Var-Matin (Brignoles / Le Luc / Saint-Maximin)
Les musulmans n’ont nulle part où enterrer leurs morts
Sur les 153 communes varoises, 9 seulement disposent d’un carré musulman dans leurs cimetières. Un déficit, chronique certes, mais mis davantage en exergue par l’épidémie de coronavirus
La double peine. À la douleur de la perte d’un proche, les musulmans de France doivent le plus souvent endurer la souffrance de ne pas pouvoir honorer correctement leurs morts. La raison : l’absence de carrés musulmans dans les cimetières. Un manque criant, cruel même, au point que huit députés ont récemment interpellé Christophe Castaner sur le sujet. Dans une lettre datée du 11 mai, a rapporté l’AFP en fin de semaine dernière, les parlementaires signataires ont demandé au ministre de l’Intérieur « de sensibiliser et d’encourager via les préfectures l’installation de carrés confessionnels afin de permettre une inhumation avec un minimum de dignité ».
Un nombre de places très limité
Le manque de carrés dédiés où enterrer les musulmans selon les principes de l’islam se fait encore plus ressentir en cette période d’épidémie de Covid-19. « Avec la fermeture des frontières, les musulmans français ne peuvent même plus rapatrier les corps de leurs proches dans les pays du Maghreb d’où ils sont majoritairement originaires », explique Hamid Naynya, responsable des Pompes funèbres musulmanes du Var à Toulon. Même si le département n’est pas l’un de ceux les plus touchés par l’épidémie, les musulmans varois ne sont pas épargnés par la pénurie de carrés dédiés. Selon la préfecture du Var, qui précise être en contact régulier avec le conseil départemental du culte musulman, « neuf communes du département disposent d’un carré musulman dans le Var ». Neuf communes sur 153. Le compte n’y est pas ! Quant au nombre de places disponibles, « il est très limité », regrette Abdeslem Aïssati, le président du conseil départemental du culte musulman dans le Var. Selon la préfecture, à peine 70 places étaient disponibles au 17 avril dernier.

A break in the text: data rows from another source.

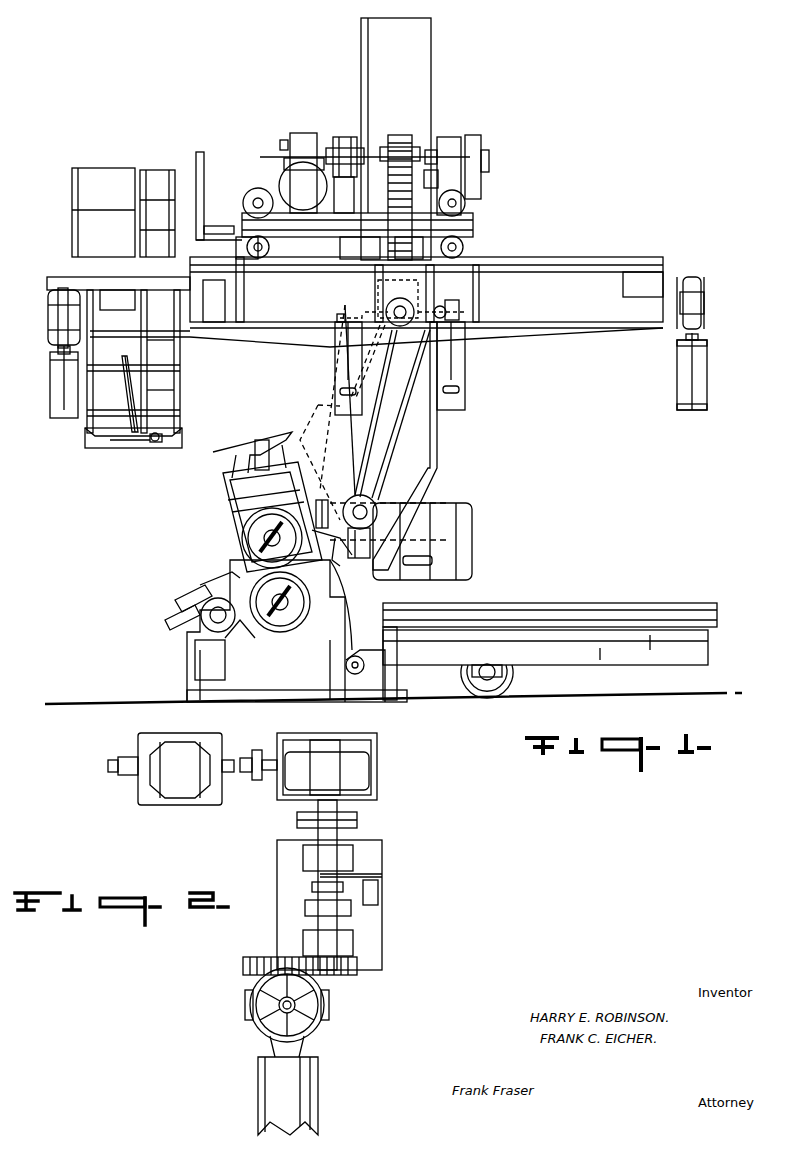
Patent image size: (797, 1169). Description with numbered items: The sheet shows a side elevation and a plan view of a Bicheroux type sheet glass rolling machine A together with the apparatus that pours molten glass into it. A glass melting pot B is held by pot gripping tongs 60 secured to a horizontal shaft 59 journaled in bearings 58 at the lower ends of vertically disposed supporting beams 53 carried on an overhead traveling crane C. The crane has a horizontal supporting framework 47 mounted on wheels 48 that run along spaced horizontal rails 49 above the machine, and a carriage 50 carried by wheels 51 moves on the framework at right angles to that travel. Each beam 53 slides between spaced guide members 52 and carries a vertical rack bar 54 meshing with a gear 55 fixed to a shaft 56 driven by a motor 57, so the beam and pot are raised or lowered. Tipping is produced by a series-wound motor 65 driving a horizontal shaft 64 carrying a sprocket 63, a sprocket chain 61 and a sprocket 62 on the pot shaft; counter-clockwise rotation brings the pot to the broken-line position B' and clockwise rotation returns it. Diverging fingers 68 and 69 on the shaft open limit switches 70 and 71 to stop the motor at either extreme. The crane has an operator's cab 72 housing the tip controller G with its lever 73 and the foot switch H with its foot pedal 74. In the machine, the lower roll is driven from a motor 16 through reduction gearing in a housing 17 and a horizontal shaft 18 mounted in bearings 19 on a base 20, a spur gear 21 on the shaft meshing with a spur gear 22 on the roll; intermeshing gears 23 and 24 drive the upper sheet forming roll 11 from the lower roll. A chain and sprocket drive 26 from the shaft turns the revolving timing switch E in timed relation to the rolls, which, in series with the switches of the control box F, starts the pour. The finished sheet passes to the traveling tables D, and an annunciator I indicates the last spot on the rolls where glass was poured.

In FIG. 2, the upper sheet forming roll 11 is at (276, 1086).
In FIG. 2, the motor 16 is at (175, 800).
In FIG. 2, the housing 17 is at (355, 760).
In FIG. 2, the horizontal shaft 18 is at (312, 896).
In FIG. 2, the bearings 19 is at (335, 856).
In FIG. 2, the platform or base 20 is at (372, 920).
In FIG. 2, the spur gear 21 is at (334, 978).
In FIG. 2, the spur gear 22 is at (243, 966).
In FIG. 1, the gear 23 is at (290, 630).
In FIG. 1, the gear 24 is at (240, 548).
In FIG. 2, the chain and sprocket drive 26 is at (362, 872).
In FIG. 1, the horizontal supporting framework 47 is at (577, 318).
In FIG. 1, the wheels 48 is at (58, 306).
In FIG. 1, the horizontal rails 49 is at (56, 348).
In FIG. 1, the carriage 50 is at (284, 238).
In FIG. 1, the wheels 51 is at (266, 262).
In FIG. 1, the guide member 52 is at (466, 360).
In FIG. 1, the supporting beam 53 is at (425, 430).
In FIG. 1, the vertical rack bar 54 is at (386, 236).
In FIG. 1, the gear 55 is at (410, 145).
In FIG. 1, the shaft 56 is at (358, 158).
In FIG. 1, the motor 57 is at (286, 182).
In FIG. 1, the bearing 58 is at (374, 500).
In FIG. 1, the horizontal shaft 59 is at (372, 518).
In FIG. 1, the pot gripping tongs 60 is at (412, 566).
In FIG. 1, the sprocket chain 61 is at (388, 440).
In FIG. 1, the sprocket 62 is at (345, 480).
In FIG. 1, the sprocket 63 is at (372, 350).
In FIG. 1, the horizontal shaft 64 is at (386, 304).
In FIG. 1, the series-wound motor 65 is at (400, 360).
In FIG. 1, the finger 68 is at (386, 290).
In FIG. 1, the finger 69 is at (436, 306).
In FIG. 1, the limit switch 70 is at (336, 316).
In FIG. 1, the limit switch 71 is at (462, 316).
In FIG. 1, the operator's cab 72 is at (182, 378).
In FIG. 1, the lever 73 is at (128, 388).
In FIG. 1, the foot pedal 74 is at (154, 442).
In FIG. 1, the sheet glass rolling machine A is at (268, 698).
In FIG. 1, the glass melting pot B is at (412, 541).
In FIG. 1, the tipped pot position B' is at (309, 455).
In FIG. 1, the overhead traveling crane C is at (535, 258).
In FIG. 1, the traveling tables D is at (572, 666).
In FIG. 2, the revolving timing switch E is at (378, 892).
In FIG. 1, the control box F is at (326, 492).
In FIG. 1, the tip controller G is at (128, 448).
In FIG. 1, the foot switch H is at (158, 436).
In FIG. 1, the annunciator I is at (332, 548).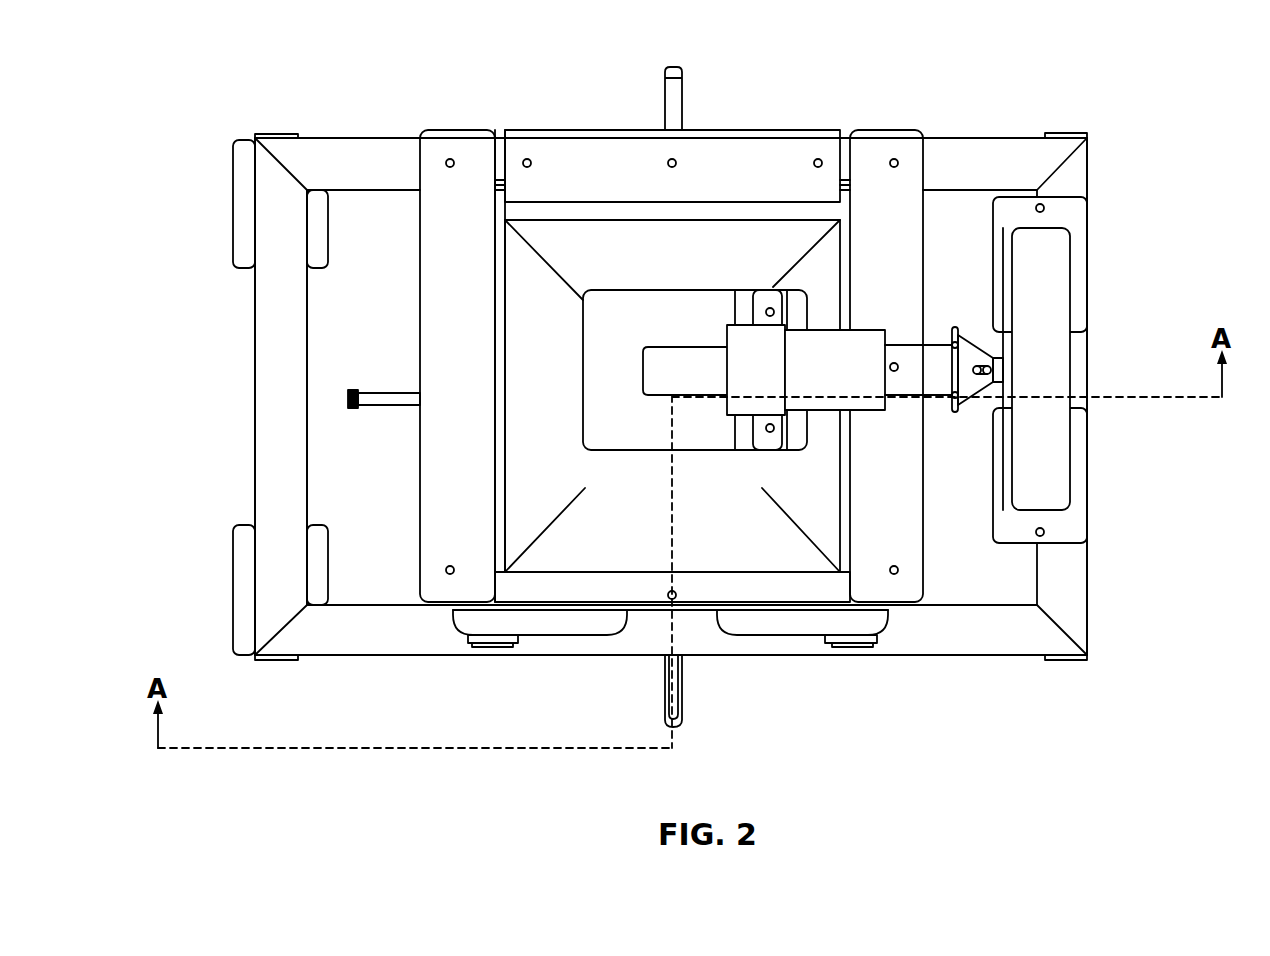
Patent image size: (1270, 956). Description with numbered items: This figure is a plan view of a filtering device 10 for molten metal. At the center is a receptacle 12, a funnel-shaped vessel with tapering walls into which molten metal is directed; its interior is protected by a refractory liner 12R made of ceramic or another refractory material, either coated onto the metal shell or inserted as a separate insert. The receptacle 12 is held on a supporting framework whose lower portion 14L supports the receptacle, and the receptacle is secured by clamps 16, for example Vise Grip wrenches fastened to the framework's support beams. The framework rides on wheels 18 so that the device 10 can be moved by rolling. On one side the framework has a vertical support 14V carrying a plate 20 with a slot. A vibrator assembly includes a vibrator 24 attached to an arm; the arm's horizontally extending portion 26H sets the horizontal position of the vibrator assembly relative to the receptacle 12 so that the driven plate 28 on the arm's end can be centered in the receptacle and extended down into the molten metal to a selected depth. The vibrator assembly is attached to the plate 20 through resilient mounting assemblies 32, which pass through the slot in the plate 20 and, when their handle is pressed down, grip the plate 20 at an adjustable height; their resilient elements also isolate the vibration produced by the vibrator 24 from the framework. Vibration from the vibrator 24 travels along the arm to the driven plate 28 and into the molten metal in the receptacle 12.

The filtering device 10 is at (1176, 90).
The receptacle 12 is at (500, 130).
The refractory liner 12R is at (622, 253).
The lower portion 14L is at (256, 384).
The vertical support 14V is at (1055, 290).
The clamps 16 is at (666, 93).
The wheels 18 is at (860, 647).
The plate 20 is at (1008, 512).
The vibrator 24 is at (832, 348).
The horizontally extending portion 26H is at (660, 320).
The driven plate 28 is at (693, 360).
The resilient mounting assemblies 32 is at (985, 354).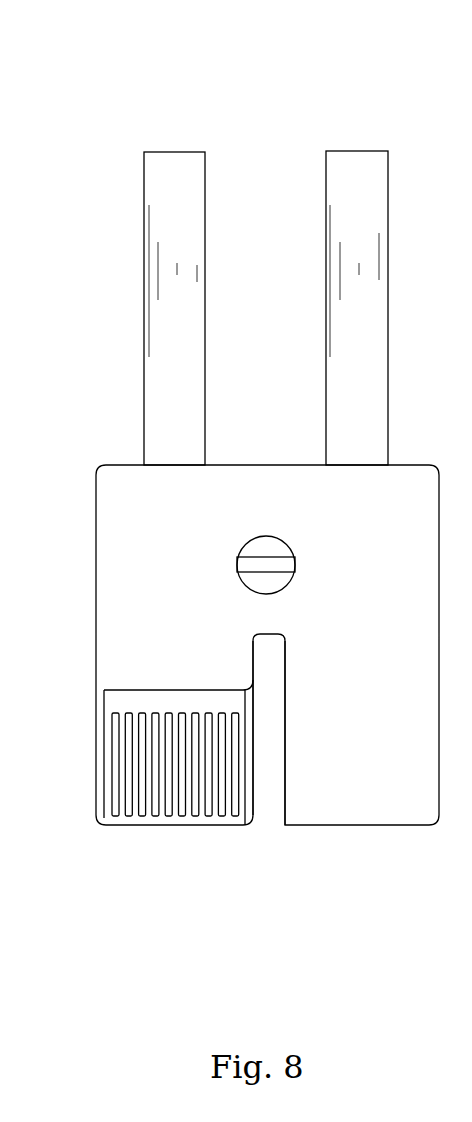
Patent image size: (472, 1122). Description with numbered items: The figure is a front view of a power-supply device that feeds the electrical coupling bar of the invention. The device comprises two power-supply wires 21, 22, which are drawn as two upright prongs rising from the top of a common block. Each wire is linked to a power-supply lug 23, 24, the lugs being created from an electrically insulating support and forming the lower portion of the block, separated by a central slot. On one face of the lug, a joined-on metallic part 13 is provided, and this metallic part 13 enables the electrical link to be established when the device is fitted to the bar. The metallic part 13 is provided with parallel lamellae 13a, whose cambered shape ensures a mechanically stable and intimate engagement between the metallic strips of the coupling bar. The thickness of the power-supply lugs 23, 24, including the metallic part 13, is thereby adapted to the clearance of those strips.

The metallic part 13 is at (252, 807).
The parallel lamellae 13a is at (142, 750).
The power-supply wire 21 is at (384, 173).
The power-supply wire 22 is at (203, 174).
The power-supply lug 23 is at (390, 831).
The power-supply lug 24 is at (135, 823).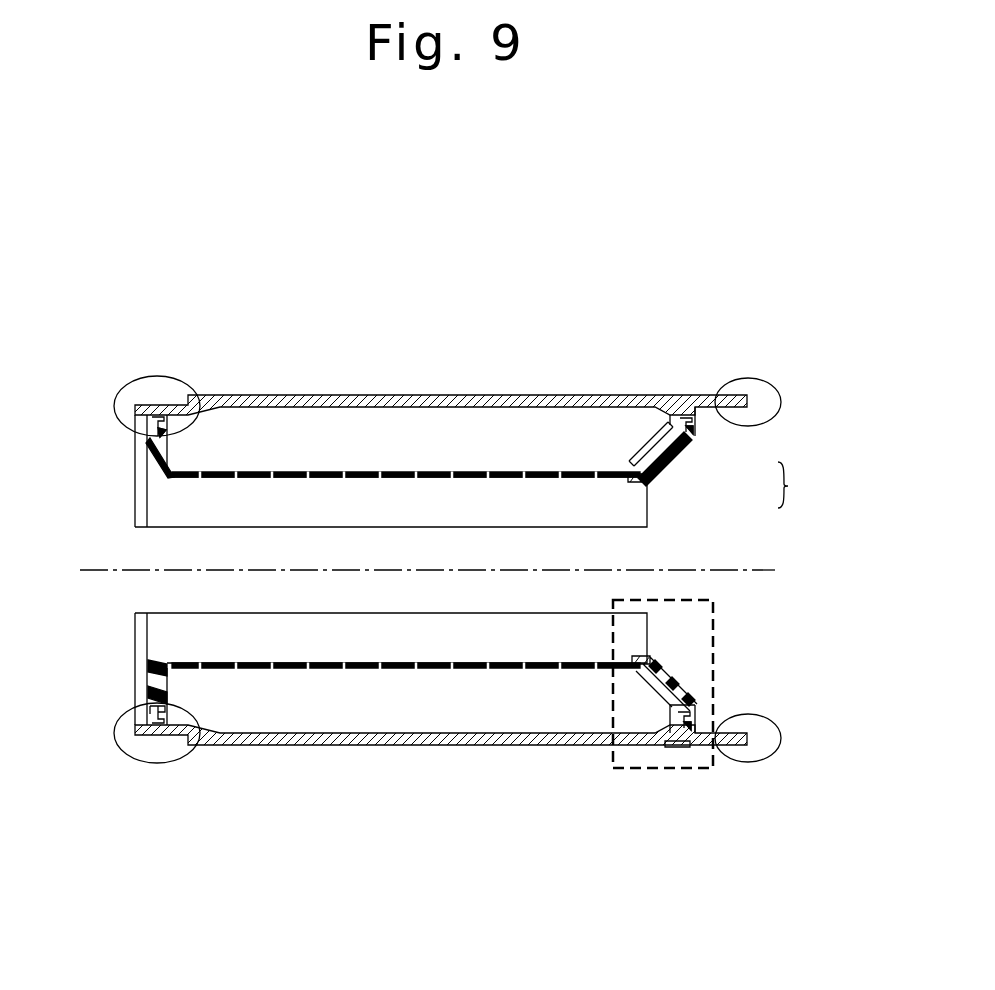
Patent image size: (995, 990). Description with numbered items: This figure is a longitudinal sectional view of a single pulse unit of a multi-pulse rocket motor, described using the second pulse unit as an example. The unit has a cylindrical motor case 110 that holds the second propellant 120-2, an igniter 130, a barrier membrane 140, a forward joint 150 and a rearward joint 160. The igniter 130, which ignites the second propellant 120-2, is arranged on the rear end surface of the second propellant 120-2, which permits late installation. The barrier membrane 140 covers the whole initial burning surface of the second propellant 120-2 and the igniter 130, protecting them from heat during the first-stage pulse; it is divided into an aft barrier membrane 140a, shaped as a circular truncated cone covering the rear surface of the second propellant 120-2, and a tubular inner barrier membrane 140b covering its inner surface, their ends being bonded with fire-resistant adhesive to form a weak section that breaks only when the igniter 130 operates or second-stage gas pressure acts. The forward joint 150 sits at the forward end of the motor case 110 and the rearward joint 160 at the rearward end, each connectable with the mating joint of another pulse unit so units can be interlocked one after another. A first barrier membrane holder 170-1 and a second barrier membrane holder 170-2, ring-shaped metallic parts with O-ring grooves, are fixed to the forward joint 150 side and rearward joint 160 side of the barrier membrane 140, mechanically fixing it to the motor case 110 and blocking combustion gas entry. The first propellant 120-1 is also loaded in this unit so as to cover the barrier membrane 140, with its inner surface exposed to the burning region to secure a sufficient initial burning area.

The cylindrical motor case 110 is at (440, 400).
The first propellant 120-1 is at (635, 507).
The second propellant 120-2 is at (310, 430).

Prêts à suppléer les mairies
Des solutions alternatives sont bien évidemment proposées aux musulmans confrontés à la perte d’un proche. Mais elles ne sont pas satisfaisantes. « Selon l’islam, les défunts doivent absolument être enterrés le visage tourné vers La Mecque. Dans les villes qui ne disposent pas de carré musulman – c’est le cas de Toulon –, on propose aux familles musulmanes endeuillées d’enfermer provisoirement le cercueil de leurs proches dans un enfeu, un genre de niche en surface. C’est très dur. Certaines familles ont du mal à faire leur deuil », assure Hamid Naynya. Pour ce dernier, « le rapatriement des corps au Maghreb n’est plus souhaité par les nouvelles générations nées en France. Si les musulmans varois s’y résignent, c’est uniquement parce qu’ils ne peuvent pas être inhumés en France selon leurs croyances ». Président de l’association culturelle des musulmans de La Garde, Saïd Hichouri n’hésite pas à dire que, « même à la mort, les musulmans se sentent discriminés ». Pour en finir avec cette situation, et en l’absence de réponses satisfaisantes de la part des maires qui ont la mainmise sur ces questions,
Abdeslem Aïssati a sa solution : « Il suffirait d’autoriser la communauté musulmane à acquérir des terrains pour qu’elle y construise des cimetières confessionnels ». 1.Toujours selon Hamid Naynya, deux à trois semaines après la fermeture des frontières avec les pays du Maghreb, des solutions ont été trouvées avec l’Algérie et la Tunisie qui acceptent à nouveau de rapatrier le corps des défunts par avion-cargo. À condition que le Covid-19 ne soit pas la cause du décès. Le Maroc, lui, reste pour l’heure inflexible.